Liberty of thought in this country and in England had a wonderful effect upon the demands, and therefore upon the creations, in the applied art field of the English people. As men began to think for themselves they began to do for themselves. They were no longer willing to allow the royal will to decide the shape of a chair or how many a man should have and how he should use them after he owned them. Each man conceived, by an apparently simultaneous impulse, the idea that the house was the expression of the individual who lived in it and that each person had not only the right to a special design, but was in duty bound to attempt to have something made which expressed his peculiar idea of what that object should be.
One of the first persons to sense this situation and act upon it was one Thomas Chippendale by name, whose influence between 1750 and 1800 can scarcely be estimated. So important has he become in the study of late English furniture that many believe everything that was designed between these dates was done by Chippendale or under his direction. Not only is this true, but one frequently meets people who confuse the Colonial types of the time with the Chippendale style, and not a few persist in confusing Hepplewhite, Sheraton, Mayhew and others with Chippendale.
Too much cannot be said in commendation of the great pioneer who defied tradition, took away from royalty and the court the right to dictate styles, and freed man to express himself in any way he saw fit, yet to give him all the glory, or to ascribe to him all the niceties which were brought out as a result of his conception, is to overrate what he did and to underrate the influence and work of other men as worthy of consideration as he.
Of the early life of this man little is known. In 1754 he brought out a book called "The Gentleman's and Cabinet Maker's Director." This book has been considered a well-spring for all Georgian styles, but its value lies in the clear way in which it shows the right of the individual to dictate his own style.
Chippendale studied and observed the French styles. So taken was he with certain phases of these styles that one part of his work may be said to be an adaptation of the French to individual needs. He brought this about in an interesting way. Conceiving the idea that in place of the French salon an English tea shop and furniture shop could be combined, he established such an institution under his own roof. To this shop he invited not only his friends, but the wealthy people of London, as his guests for tea. While drinking tea, sitting upon a Chippendale model and viewing other examples of his work in the room, his guests proved an easy prey to his commercial scheme for showing furniture as it relates to the home. His success was pronounced and people flocked to the Chippendale shop to view, to purchase regardless of cost, and to order new articles of furniture which should be individual and made to express the personality of the owner.

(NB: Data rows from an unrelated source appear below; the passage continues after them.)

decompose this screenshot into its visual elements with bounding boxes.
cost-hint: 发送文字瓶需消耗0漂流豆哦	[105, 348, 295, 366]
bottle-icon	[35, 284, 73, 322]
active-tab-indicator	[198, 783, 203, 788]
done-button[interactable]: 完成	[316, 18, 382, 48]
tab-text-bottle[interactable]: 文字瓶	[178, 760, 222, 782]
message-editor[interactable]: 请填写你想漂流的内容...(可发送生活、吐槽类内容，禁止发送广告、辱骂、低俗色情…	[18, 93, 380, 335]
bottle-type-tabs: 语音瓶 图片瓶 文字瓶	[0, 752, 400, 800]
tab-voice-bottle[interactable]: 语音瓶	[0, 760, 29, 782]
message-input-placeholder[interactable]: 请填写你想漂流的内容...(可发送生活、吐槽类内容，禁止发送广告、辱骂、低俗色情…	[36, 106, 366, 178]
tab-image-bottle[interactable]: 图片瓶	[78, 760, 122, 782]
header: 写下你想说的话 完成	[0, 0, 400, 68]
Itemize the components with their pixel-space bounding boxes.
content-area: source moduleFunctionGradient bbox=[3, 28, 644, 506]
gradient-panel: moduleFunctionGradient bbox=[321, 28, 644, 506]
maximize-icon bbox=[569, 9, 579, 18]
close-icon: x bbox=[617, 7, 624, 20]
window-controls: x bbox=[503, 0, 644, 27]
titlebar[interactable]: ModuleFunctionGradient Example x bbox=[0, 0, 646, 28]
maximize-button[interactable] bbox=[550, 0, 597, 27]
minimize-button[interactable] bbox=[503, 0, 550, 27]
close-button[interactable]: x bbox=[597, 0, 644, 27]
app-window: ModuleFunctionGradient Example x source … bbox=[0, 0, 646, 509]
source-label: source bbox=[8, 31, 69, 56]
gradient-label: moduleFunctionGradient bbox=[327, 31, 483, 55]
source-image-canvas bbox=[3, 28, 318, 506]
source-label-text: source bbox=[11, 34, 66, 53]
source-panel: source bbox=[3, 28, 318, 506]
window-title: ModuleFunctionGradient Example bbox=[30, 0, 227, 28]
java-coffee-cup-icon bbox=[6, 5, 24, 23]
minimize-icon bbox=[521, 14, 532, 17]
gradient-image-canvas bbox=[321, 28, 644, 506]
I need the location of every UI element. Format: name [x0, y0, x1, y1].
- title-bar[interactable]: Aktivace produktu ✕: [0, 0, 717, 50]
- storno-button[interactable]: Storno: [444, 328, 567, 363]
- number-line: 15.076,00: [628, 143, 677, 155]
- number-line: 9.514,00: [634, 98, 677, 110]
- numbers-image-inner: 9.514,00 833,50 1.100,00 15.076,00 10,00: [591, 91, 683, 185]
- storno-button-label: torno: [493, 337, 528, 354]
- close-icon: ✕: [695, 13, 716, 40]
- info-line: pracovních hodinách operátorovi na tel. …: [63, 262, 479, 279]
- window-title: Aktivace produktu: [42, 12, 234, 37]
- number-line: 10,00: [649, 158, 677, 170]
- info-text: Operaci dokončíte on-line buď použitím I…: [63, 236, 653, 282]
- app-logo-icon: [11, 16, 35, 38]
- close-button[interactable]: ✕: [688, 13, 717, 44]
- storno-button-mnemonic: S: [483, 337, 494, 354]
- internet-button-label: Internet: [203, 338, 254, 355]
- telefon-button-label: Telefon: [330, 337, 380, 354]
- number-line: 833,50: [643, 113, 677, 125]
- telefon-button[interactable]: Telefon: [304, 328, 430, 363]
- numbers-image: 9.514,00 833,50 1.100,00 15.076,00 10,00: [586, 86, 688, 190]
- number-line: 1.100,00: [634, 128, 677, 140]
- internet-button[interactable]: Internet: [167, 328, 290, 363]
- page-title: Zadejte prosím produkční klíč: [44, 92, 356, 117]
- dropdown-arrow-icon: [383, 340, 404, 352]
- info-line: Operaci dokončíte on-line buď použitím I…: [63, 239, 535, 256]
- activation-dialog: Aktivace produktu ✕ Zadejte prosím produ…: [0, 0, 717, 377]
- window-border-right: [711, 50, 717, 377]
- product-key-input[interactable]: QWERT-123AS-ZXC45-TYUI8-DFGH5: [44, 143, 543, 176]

This indeed was a strange departure in cabinet-making. These French Chippendale pieces will not be described here, but they are the forerunners of the individual styles in England and in the United States.
Sometimes Chippendale fell under other influences than those of France. He borrowed from the Gothic and attempted to create dining-room and drawing-room chairs with Gothic motifs, but these were in commercial early Georgian style. The result was inartistic and a failure.
Sir William Chambers had opened up the wealth of artistic material in China, and had brought back many examples of textiles, pottery, carved wood, etc., from the limitless supply of the Chinese Empire. Chippendale, shrewd as usual, fastened upon the Chinese lattice and other Chinese motifs, and used them with considerable facility in the expression of a new Chinese-Chippendale style. These are interesting, sometimes picturesque, frequently grotesque, while they present no end of chance for criticism as to their proportion and practicability.
This is true especially of the chairs which he made. Mahogany was the wood of woods for Chippendale. His style, marking as it does the first of the individual styles, developed certain ideas which were originated during the Queen Anne period. He widened the seats of the chairs, accommodated the back more perfectly to the human figure and standardized the height of the seat from the floor. He also worked out more carefully the function of a sideboard, a bookcase, a secretary and writing table. He sought by every known means to impress the idea of individualism upon his clients, and to furnish as many kinds and types of useful things as human ingenuity could devise. In all this he was emi-nently successful.